Les médias occidentaux ont joué un rôle pernicieux dans la catastrophe qui s'est déroulée à Gaza, avec des conséquences humanitaires tragiques pour les habitants du territoire et des implications géopolitiques d'une portée considérable pour la région et au-delà. Non seulement ils ont présenté la tragédie de manière biaisée, mais cette couverture, fondée sur des récits non documentés, contradictoires ou erronés, a eu des conséquences humaines réelles sur le terrain.
La plupart des grands médias occidentaux ont adopté une présentation relativement homogène des événements depuis l'attaque du Hamas du 7 octobre, qui a tué 1 200 Israéliens, dont environ 400 soldats et membres du personnel de sécurité. Qualifiant le 7 octobre d'« attaque terroriste », ils ont présenté la riposte israélienne sur Gaza, qui a tué plus de 15 000 civils – en majorité des femmes et des enfants – comme un acte d'« autodéfense ».

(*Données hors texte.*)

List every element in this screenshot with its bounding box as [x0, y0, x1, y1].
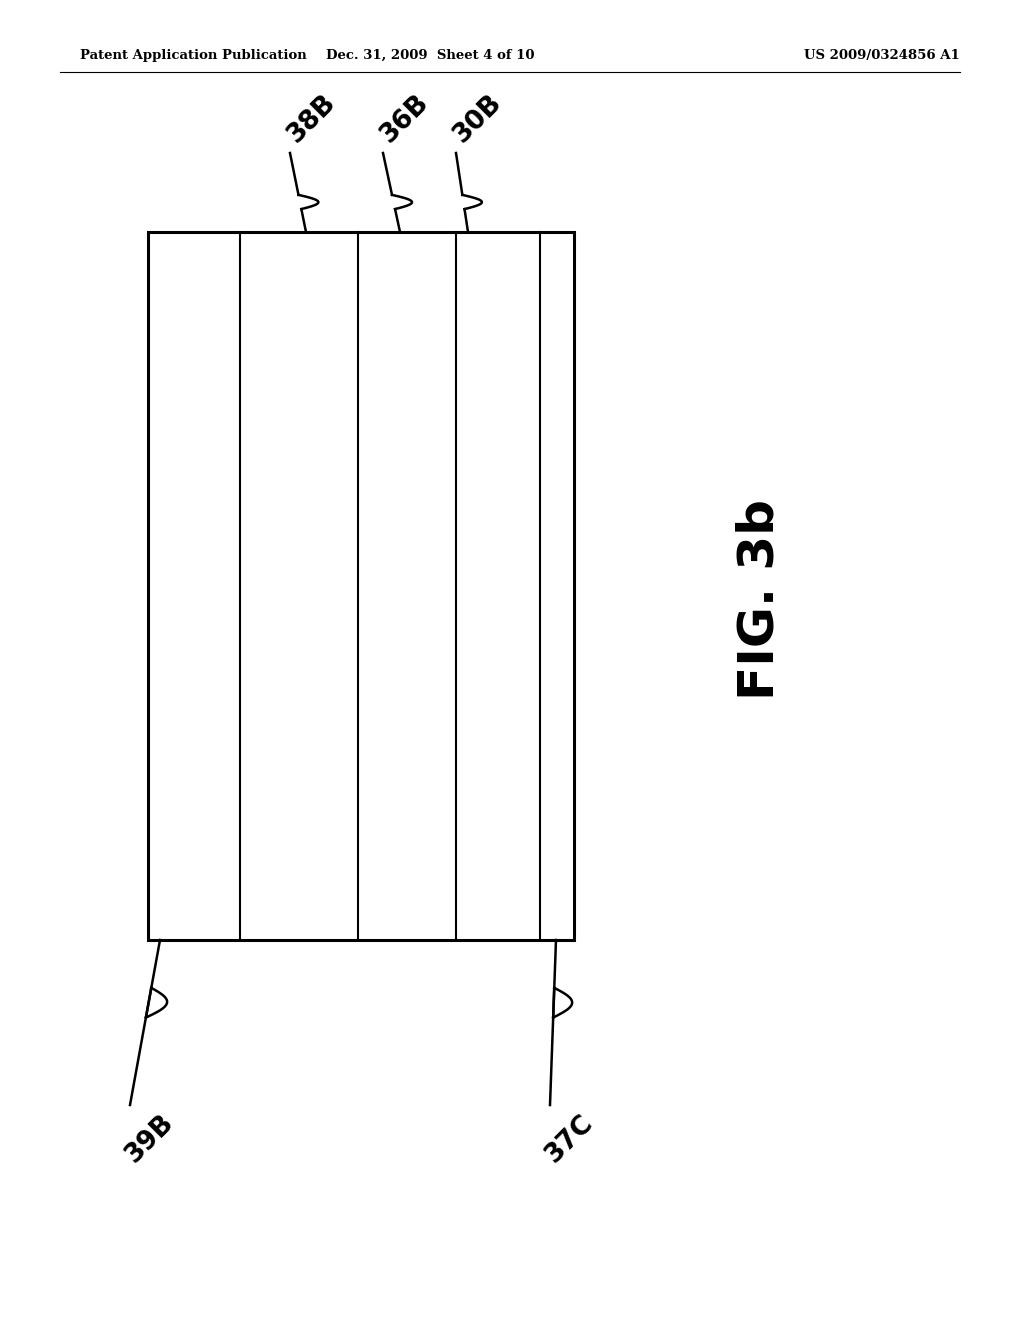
Text: Dec. 31, 2009  Sheet 4 of 10: Dec. 31, 2009 Sheet 4 of 10	[326, 49, 535, 62]
Bar	[148, 232, 574, 940]
Text: Patent Application Publication: Patent Application Publication	[80, 49, 307, 62]
Text: 38B: 38B	[282, 90, 341, 148]
Text: US 2009/0324856 A1: US 2009/0324856 A1	[804, 49, 961, 62]
Text: 37C: 37C	[540, 1110, 598, 1168]
Text: 39B: 39B	[120, 1110, 178, 1168]
Text: FIG. 3b: FIG. 3b	[736, 499, 784, 701]
Text: 36B: 36B	[375, 90, 433, 148]
Text: 30B: 30B	[449, 90, 507, 148]
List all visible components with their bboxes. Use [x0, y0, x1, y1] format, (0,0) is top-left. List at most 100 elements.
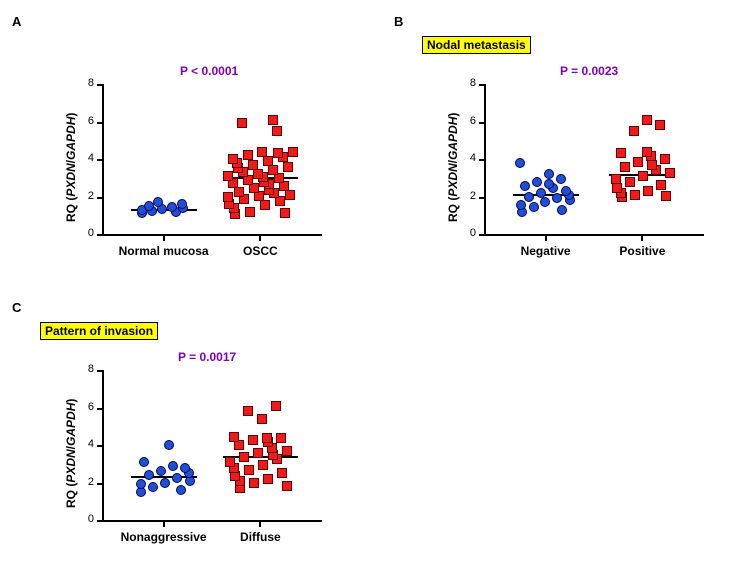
- data-point-square: [642, 147, 652, 157]
- chart-b: 02468RQ (PXDN/GAPDH)NegativePositive: [484, 84, 704, 234]
- y-tick-label: 0: [74, 513, 94, 525]
- data-point-square: [260, 200, 270, 210]
- data-point-square: [257, 147, 267, 157]
- pvalue-b: P = 0.0023: [560, 64, 618, 78]
- data-point-circle: [529, 202, 539, 212]
- data-point-square: [612, 183, 622, 193]
- x-axis: [102, 234, 322, 236]
- y-tick: [97, 520, 102, 522]
- y-axis-title: RQ (PXDN/GAPDH): [64, 113, 78, 222]
- data-point-circle: [536, 188, 546, 198]
- data-point-circle: [524, 192, 534, 202]
- x-tick: [259, 236, 261, 241]
- data-point-square: [660, 154, 670, 164]
- panel-label-b: B: [394, 14, 403, 29]
- data-point-square: [244, 465, 254, 475]
- data-point-circle: [167, 202, 177, 212]
- data-point-square: [268, 115, 278, 125]
- y-axis: [102, 84, 104, 234]
- y-tick-label: 8: [74, 363, 94, 375]
- data-point-square: [257, 414, 267, 424]
- data-point-square: [643, 186, 653, 196]
- data-point-square: [276, 433, 286, 443]
- data-point-circle: [516, 200, 526, 210]
- data-point-square: [656, 180, 666, 190]
- y-tick: [97, 370, 102, 372]
- data-point-circle: [136, 479, 146, 489]
- x-tick-label: Nonaggressive: [121, 530, 207, 544]
- data-point-square: [248, 160, 258, 170]
- y-tick: [97, 445, 102, 447]
- data-point-square: [258, 460, 268, 470]
- data-point-circle: [557, 205, 567, 215]
- x-tick: [641, 236, 643, 241]
- x-tick-label: Normal mucosa: [119, 244, 209, 258]
- y-tick-label: 8: [456, 77, 476, 89]
- data-point-square: [665, 168, 675, 178]
- y-tick-label: 0: [456, 227, 476, 239]
- y-tick: [479, 84, 484, 86]
- pvalue-a: P < 0.0001: [180, 64, 238, 78]
- data-point-square: [283, 162, 293, 172]
- data-point-square: [248, 435, 258, 445]
- data-point-square: [616, 148, 626, 158]
- data-point-square: [268, 165, 278, 175]
- y-axis-title: RQ (PXDN/GAPDH): [64, 399, 78, 508]
- data-point-circle: [556, 174, 566, 184]
- data-point-square: [633, 157, 643, 167]
- x-axis: [484, 234, 704, 236]
- data-point-circle: [561, 186, 571, 196]
- data-point-square: [280, 208, 290, 218]
- data-point-square: [277, 468, 287, 478]
- data-point-circle: [156, 466, 166, 476]
- y-tick: [97, 159, 102, 161]
- data-point-circle: [532, 177, 542, 187]
- data-point-square: [642, 115, 652, 125]
- y-tick: [97, 197, 102, 199]
- data-point-circle: [144, 470, 154, 480]
- y-axis-title: RQ (PXDN/GAPDH): [446, 113, 460, 222]
- data-point-square: [263, 474, 273, 484]
- data-point-square: [262, 433, 272, 443]
- data-point-circle: [515, 158, 525, 168]
- data-point-circle: [172, 473, 182, 483]
- data-point-square: [249, 478, 259, 488]
- data-point-square: [655, 120, 665, 130]
- data-point-circle: [164, 440, 174, 450]
- chart-c: 02468RQ (PXDN/GAPDH)NonaggressiveDiffuse: [102, 370, 322, 520]
- data-point-square: [243, 406, 253, 416]
- panel-label-c: C: [12, 300, 21, 315]
- y-tick: [97, 84, 102, 86]
- data-point-square: [229, 432, 239, 442]
- data-point-square: [253, 448, 263, 458]
- data-point-square: [272, 126, 282, 136]
- y-axis: [484, 84, 486, 234]
- data-point-square: [611, 174, 621, 184]
- data-point-square: [629, 126, 639, 136]
- y-tick: [479, 234, 484, 236]
- pvalue-c: P = 0.0017: [178, 350, 236, 364]
- data-point-circle: [552, 193, 562, 203]
- y-tick: [97, 234, 102, 236]
- data-point-square: [228, 154, 238, 164]
- data-point-circle: [520, 181, 530, 191]
- subtitle-b: Nodal metastasis: [422, 36, 531, 54]
- data-point-square: [273, 148, 283, 158]
- data-point-circle: [177, 199, 187, 209]
- y-tick: [479, 197, 484, 199]
- panel-label-a: A: [12, 14, 21, 29]
- chart-a: 02468RQ (PXDN/GAPDH)Normal mucosaOSCC: [102, 84, 322, 234]
- x-tick: [163, 236, 165, 241]
- x-tick: [545, 236, 547, 241]
- data-point-square: [225, 457, 235, 467]
- y-tick: [97, 122, 102, 124]
- y-tick: [479, 159, 484, 161]
- data-point-circle: [544, 169, 554, 179]
- data-point-square: [282, 481, 292, 491]
- data-point-square: [288, 147, 298, 157]
- x-tick: [163, 522, 165, 527]
- x-tick-label: OSCC: [243, 244, 278, 258]
- data-point-circle: [544, 179, 554, 189]
- x-tick-label: Diffuse: [240, 530, 281, 544]
- data-point-circle: [153, 197, 163, 207]
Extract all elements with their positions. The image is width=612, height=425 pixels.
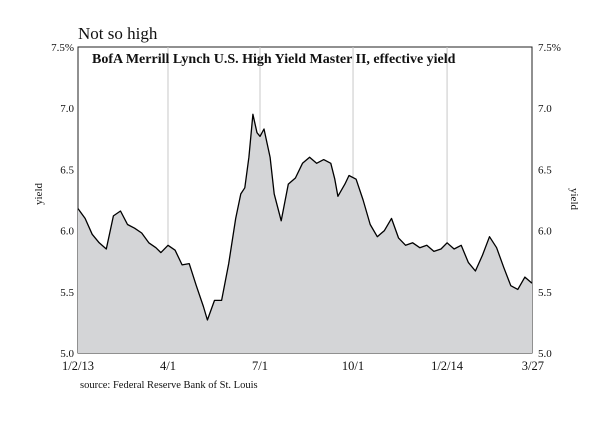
x-tick-label: 10/1 bbox=[342, 359, 364, 373]
yield-line bbox=[77, 113, 533, 321]
y-tick-label-right: 7.5% bbox=[538, 42, 561, 54]
y-axis-label-left: yield bbox=[33, 183, 45, 205]
chart-subtitle: BofA Merrill Lynch U.S. High Yield Maste… bbox=[92, 52, 456, 67]
x-axis: 1/2/13 4/1 7/1 10/1 1/2/14 3/27 bbox=[62, 359, 544, 373]
y-tick-label-left: 5.5 bbox=[60, 287, 74, 299]
chart-title: Not so high bbox=[78, 24, 158, 43]
y-tick-label-left: 7.5% bbox=[51, 42, 74, 54]
y-tick-label-right: 6.5 bbox=[538, 164, 552, 176]
y-tick-label-left: 6.5 bbox=[60, 164, 74, 176]
x-tick-label: 4/1 bbox=[160, 359, 176, 373]
y-tick-label-right: 7.0 bbox=[538, 103, 552, 115]
y-axis-right: 5.0 5.5 6.0 6.5 7.0 7.5% bbox=[538, 42, 561, 360]
y-tick-label-left: 6.0 bbox=[60, 226, 74, 238]
x-tick-label: 1/2/14 bbox=[431, 359, 464, 373]
x-tick-label: 7/1 bbox=[252, 359, 268, 373]
source-note: source: Federal Reserve Bank of St. Loui… bbox=[80, 380, 258, 391]
y-tick-label-right: 6.0 bbox=[538, 226, 552, 238]
yield-area bbox=[78, 114, 532, 353]
y-tick-label-right: 5.5 bbox=[538, 287, 552, 299]
y-tick-label-left: 5.0 bbox=[60, 348, 74, 360]
y-tick-label-left: 7.0 bbox=[60, 103, 74, 115]
y-axis-left: 5.0 5.5 6.0 6.5 7.0 7.5% bbox=[51, 42, 74, 360]
y-tick-label-right: 5.0 bbox=[538, 348, 552, 360]
y-axis-label-right: yield bbox=[568, 188, 580, 210]
x-tick-label: 1/2/13 bbox=[62, 359, 94, 373]
x-tick-label: 3/27 bbox=[522, 359, 544, 373]
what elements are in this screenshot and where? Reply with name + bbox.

Lorsque des invités arabes ont été interviewés sur leurs plateaux, la première question posée par défaut, a souvent été « Condamnez-vous le Hamas ? » Et lorsque les invités, comme l'ambassadeur palestinien au Royaume-Uni Husam Zomlot, ont refusé de répondre à cette question, cela a souvent entraîné une relance persistante de la part de l'animateur, avant de poursuivre l'interview. En revanche, les invités occidentaux ou israéliens n’ont que rarement été invités à condamner les massacres perpétrés par Israël à Gaza.
Décontextualisation
Tout aussi inquiétante est l'adoption de la description israélienne de la crise comme une « guerre », qui crée une fausse parité entre l'occupant et l'occupé, en particulier compte tenu du déséquilibre incroyablement marqué entre les capacités et les ressources militaires du Hamas et d'Israël. La persistance d'un tel cadrage biaisé façonne le récit global de la crise comme une attaque terroriste qui a déclenché des représailles légitimes, conférant ainsi une légitimité à l'assaut israélien disproportionné contre les 2,3 millions de civils de la bande de Gaza.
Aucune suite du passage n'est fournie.